Conclusion of the Nagoya-Kuala Lumpur Supplementary Protocol (See
BJ February 2017) was approved by the Japanese cabinet on 5 December 2017. The Supplementary Protocol was established at the Tenth Meeting of the Conference of the Parties to the Convention on Biological Diversity (COP10) and the Fifth Meeting of the Conference of the Parties to the Convention on Biological Diversity Serving as the Meeting of the Parties to the Cartagena Protocol on Biosafety (MOP 5) held in Nagoya in 2010 and demands liability, redress and restoration from development companies and others when living GM organisms have adverse effects on biodiversity. The protocol is to be issued once 40 countries have signed up, and since Japan is the 40th country to do so the protocol will be issued on 5 March 2018. Meetings of parties to the Supplementary Protocol will be held from the next COP.
On 28 November 2018, MAFF announced a strengthening of monitoring of imported crops from specified countries to strengthen the import monitoring of unapproved GM crops. The specified countries and crops are papaya from Taiwan, and cotton from India and Greece.
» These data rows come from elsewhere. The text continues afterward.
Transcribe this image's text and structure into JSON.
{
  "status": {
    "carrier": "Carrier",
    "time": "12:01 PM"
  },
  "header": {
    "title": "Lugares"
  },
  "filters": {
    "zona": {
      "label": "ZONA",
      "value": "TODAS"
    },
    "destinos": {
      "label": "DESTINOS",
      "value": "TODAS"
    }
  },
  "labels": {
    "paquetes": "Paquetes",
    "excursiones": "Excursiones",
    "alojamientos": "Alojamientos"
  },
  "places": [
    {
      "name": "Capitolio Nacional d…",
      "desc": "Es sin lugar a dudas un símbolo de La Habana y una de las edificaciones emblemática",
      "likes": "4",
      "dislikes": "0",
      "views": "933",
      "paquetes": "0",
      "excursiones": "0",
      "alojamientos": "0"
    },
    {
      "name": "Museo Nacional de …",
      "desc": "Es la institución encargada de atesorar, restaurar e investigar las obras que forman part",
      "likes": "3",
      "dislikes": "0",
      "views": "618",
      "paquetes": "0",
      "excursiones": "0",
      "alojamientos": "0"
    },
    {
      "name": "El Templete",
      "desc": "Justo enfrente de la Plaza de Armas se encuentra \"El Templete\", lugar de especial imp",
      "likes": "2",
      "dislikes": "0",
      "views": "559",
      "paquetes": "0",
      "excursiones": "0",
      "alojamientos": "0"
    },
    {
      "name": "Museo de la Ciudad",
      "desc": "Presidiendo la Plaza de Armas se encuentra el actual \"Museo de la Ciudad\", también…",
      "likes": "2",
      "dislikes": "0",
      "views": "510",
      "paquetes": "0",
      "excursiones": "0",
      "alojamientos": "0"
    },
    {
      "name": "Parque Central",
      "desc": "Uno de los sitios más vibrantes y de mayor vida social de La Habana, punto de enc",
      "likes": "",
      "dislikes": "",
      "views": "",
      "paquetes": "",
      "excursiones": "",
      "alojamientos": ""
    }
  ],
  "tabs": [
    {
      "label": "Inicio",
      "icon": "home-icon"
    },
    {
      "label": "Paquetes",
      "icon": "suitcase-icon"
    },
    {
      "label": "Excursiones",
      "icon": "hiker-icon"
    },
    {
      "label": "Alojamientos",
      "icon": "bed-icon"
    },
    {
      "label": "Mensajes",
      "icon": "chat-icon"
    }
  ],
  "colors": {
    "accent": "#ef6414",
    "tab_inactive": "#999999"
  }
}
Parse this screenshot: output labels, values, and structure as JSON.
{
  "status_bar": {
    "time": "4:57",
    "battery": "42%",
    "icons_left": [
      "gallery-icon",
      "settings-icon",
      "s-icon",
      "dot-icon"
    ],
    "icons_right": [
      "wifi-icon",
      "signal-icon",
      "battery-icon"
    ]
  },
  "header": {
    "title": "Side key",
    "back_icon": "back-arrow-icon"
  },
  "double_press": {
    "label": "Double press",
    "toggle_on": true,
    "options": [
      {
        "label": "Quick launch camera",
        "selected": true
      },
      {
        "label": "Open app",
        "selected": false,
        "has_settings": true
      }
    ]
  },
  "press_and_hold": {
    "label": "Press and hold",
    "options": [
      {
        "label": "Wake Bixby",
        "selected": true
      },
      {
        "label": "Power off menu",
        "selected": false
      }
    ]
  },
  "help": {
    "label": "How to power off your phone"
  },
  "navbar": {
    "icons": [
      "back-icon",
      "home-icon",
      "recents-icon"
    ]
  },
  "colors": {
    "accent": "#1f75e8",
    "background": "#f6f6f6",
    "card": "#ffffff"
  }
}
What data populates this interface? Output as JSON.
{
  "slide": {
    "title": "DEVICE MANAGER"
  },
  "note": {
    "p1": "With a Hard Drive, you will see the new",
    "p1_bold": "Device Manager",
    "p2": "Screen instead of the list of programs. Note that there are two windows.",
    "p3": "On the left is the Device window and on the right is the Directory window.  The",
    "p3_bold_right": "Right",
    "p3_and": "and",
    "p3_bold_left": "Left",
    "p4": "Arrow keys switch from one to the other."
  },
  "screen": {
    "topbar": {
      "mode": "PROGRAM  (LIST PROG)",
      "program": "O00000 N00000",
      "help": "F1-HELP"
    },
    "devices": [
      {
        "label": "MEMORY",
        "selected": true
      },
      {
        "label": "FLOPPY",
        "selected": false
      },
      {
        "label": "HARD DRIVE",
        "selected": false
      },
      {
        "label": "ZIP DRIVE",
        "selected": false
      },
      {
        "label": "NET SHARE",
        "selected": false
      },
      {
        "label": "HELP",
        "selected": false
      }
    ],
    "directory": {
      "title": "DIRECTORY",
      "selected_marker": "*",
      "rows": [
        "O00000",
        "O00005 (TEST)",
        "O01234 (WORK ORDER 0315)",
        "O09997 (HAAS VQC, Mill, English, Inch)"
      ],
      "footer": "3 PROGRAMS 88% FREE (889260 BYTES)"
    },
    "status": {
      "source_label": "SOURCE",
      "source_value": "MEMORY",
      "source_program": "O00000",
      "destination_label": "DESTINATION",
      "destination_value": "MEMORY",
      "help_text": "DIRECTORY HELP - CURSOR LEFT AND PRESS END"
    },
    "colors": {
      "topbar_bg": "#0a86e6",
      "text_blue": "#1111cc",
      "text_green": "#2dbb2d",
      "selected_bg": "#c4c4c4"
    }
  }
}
These are all regions where there are concerns that unapproved crop cultivation and distribution is occurring.
On 29 November 2017, MAFF announced the results of a survey of wild volunteer GM cotton plants conducted between early November and early December 2016. The survey targeted the surrounding areas of the premises of a total of seven facilities; three commercial warehouses, three feed plants and one oil plant. Of these, volunteers were confirmed in the surroundings of a feed plant. Volunteers were confirmed for three successive years, one sample in FY2014 and four samples having been discovered in FY2015. MAFF explains that since the volunteers found this time were in a different place from those discovered previously, the volunteers had germinated and grown from newly spilled seed.